No grité. No lloré. No supliqué.
Mi marido, sin saber que mi sueldo anual era de 2,7 millones de dólares, me gritó: "¡Oye, maldita sea! Ya presenté los papeles del divorcio. ¡Márchate de mi casa mañana!".

Fui a la cocina, serví un vaso de agua y lo bebí lentamente delante de él, porque quería que viera que no estaba temblando.
Entonces dije: “Entendido”.
Trent parpadeó, desconcertado por mi calma. "Bien", dijo, satisfecho. "Y no intentes hacer nada raro. Ya hablé con mi abogado. Tendrás lo que te mereces".
Asentí una vez. "Claro."
Esa noche dormí en la habitación de invitados. No hice la maleta. No me asusté.
En lugar de eso, hice tres llamadas:
Mi abogada, Naomi Park.
Mi Director Financiero, porque mi paquete de compensación tenía cláusulas de confidencialidad y protocolos de seguridad.
Mi banco, para restringir el acceso a las cuentas.
Por la mañana, Naomi ya había consultado los registros públicos. Trent tenía razón en una cosa: su nombre figuraba en la escritura.

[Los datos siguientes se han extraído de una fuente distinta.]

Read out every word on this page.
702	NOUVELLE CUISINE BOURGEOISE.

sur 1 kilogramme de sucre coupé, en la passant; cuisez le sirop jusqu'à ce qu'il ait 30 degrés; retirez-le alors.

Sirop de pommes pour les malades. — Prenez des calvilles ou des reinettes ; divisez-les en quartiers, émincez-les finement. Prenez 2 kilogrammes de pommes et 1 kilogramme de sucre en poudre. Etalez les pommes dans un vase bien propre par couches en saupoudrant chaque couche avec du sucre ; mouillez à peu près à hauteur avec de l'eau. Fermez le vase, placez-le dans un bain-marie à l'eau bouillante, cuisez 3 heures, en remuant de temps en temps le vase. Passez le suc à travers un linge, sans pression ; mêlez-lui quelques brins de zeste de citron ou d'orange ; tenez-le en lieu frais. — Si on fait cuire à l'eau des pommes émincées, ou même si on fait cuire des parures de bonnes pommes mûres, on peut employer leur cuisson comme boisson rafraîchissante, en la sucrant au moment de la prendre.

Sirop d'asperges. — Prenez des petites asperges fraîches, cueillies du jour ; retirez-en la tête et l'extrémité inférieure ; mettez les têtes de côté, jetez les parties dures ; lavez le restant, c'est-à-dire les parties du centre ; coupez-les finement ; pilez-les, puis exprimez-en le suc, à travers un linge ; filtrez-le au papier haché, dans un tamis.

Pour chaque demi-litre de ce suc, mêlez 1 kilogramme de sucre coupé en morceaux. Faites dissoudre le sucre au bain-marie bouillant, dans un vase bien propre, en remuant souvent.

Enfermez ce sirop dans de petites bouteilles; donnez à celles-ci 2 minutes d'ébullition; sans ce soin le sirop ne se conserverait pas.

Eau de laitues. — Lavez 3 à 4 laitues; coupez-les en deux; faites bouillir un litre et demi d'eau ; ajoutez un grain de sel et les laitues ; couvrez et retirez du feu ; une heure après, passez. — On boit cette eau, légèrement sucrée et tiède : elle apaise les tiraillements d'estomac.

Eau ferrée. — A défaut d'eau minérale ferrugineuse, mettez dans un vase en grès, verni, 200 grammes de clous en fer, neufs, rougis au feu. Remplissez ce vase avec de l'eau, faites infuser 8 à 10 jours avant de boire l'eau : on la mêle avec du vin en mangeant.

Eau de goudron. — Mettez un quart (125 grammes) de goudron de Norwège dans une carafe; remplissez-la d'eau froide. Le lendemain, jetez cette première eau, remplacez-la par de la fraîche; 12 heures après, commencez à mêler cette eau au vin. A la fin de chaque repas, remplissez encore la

Pero él no conocía toda la historia del hecho.
Y definitivamente no sabía quién había financiado el pago inicial.
A las 8:12 a. m., Trent golpeó la puerta de la habitación de invitados. "Te lo dije mañana", gruñó. "No bromeo".
La abrí a medias y lo miré a los ojos. «Te escuché», le dije con serenidad. «Y pronto tendrás noticias mías».
Trent se rió. "¿Con qué poder? No tienes ninguno".